Он умолк, и у Розы вдруг замерзли ноги. Она попыталась сосредоточиться на черном небе, на приветливых горах. Угроза бродила вокруг. Она различила тени, ливень, пену на земле. Нет, с усилием подумала она, – но дождь лил, она стояла на коленях, не было больше ни гор, ни людей, и в этом мире исчезнувшей плоти, в пучине закрытых зонтов, она тонула в грязи, и все кладбища собрались перед ней, а она только скиталась от одного к другому, обреченная на падение, на трясину, на потопы.
– Глядя на Хару и Кейсукэ, зная, что вскоре вернусь на то же кладбище, я думал: мы все пленники адских печей, – сказал Поль.
Рядом с ним рыгнул японец.
– На похоронах бабушки тоже шел дождь, – сказала она. – Я не помню про грязь, только про дождь. Все сказали, что это бред, но я знаю, что он был черным.
Она помолчала, постаралась собраться с мыслями, плюнула на связность.
– Позже я читала, что после атомного взрыва на Хиросиму и Нагасаки падал черный дождь.
Ей хотелось придерживаться логики, но та ускользала.

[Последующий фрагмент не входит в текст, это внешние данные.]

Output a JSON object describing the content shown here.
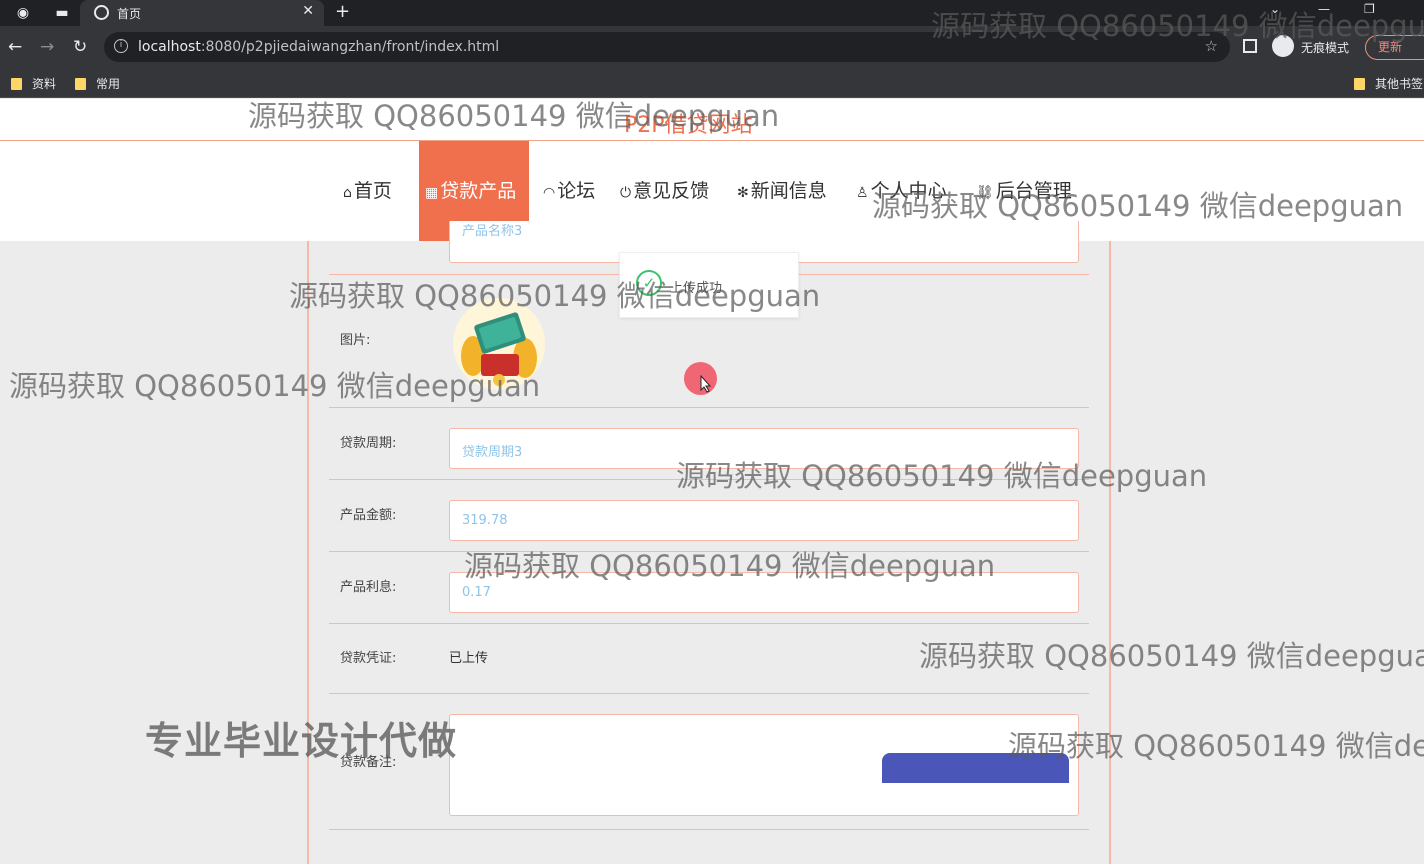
{
  "browser": {
    "tab_title": "首页",
    "url_host": "localhost",
    "url_rest": ":8080/p2pjiedaiwangzhan/front/index.html",
    "incognito_label": "无痕模式",
    "update_label": "更新",
    "bookmarks": [
      "资料",
      "常用"
    ],
    "other_bookmarks": "其他书签"
  },
  "site": {
    "title": "P2P借贷网站",
    "nav": [
      {
        "icon": "home-icon",
        "label": "首页"
      },
      {
        "icon": "product-icon",
        "label": "贷款产品"
      },
      {
        "icon": "forum-icon",
        "label": "论坛"
      },
      {
        "icon": "feedback-icon",
        "label": "意见反馈"
      },
      {
        "icon": "news-icon",
        "label": "新闻信息"
      },
      {
        "icon": "user-icon",
        "label": "个人中心"
      },
      {
        "icon": "link-icon",
        "label": "后台管理"
      }
    ],
    "active_nav": "贷款产品"
  },
  "form": {
    "product_name_placeholder": "产品名称3",
    "image_label": "图片:",
    "period_label": "贷款周期:",
    "period_value": "贷款周期3",
    "amount_label": "产品金额:",
    "amount_value": "319.78",
    "interest_label": "产品利息:",
    "interest_value": "0.17",
    "voucher_label": "贷款凭证:",
    "voucher_value": "已上传",
    "remark_label": "贷款备注:"
  },
  "toast": {
    "message": "上传成功"
  },
  "watermarks": {
    "qq": "源码获取 QQ86050149 微信deepguan",
    "promo": "专业毕业设计代做"
  },
  "colors": {
    "accent": "#f06f4c",
    "border": "#f6b9a7",
    "button": "#4a57b8"
  }
}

– Бабушка любила ирисы. Она любила дождь над садом, – сказала она, подумав: я совсем пьяна.
Внезапно перед ее внутренним взором предстало лицо Паулы. Она услышала, как та говорит: пора рассадить ирисы, снова увидела ее в саду, в белом платье, грациозно склонившейся над цветами, исполненную тишины и любви.
Рядом ожил Кейсукэ.
– Он спрашивает, кто вы, – сказал Поль.
– И кто я? – поинтересовалась Роза.
Последовал короткий обмен японскими фразами, и Кейсукэ насмешливо хлопнул Поля по плечу.
– Он говорит, что вы выглядите еще более мертвой, чем ваш отец, – перевел Поль.
– Как мило, – пробормотала она.
– Совершенно замороженная, – уточнил он.
Глядя на нее, тот хохотнул, дохнув вонючим перегаром.
– Он полагает, что это хорошая карма, что нужно умереть в первый раз, чтобы родиться по-настоящему.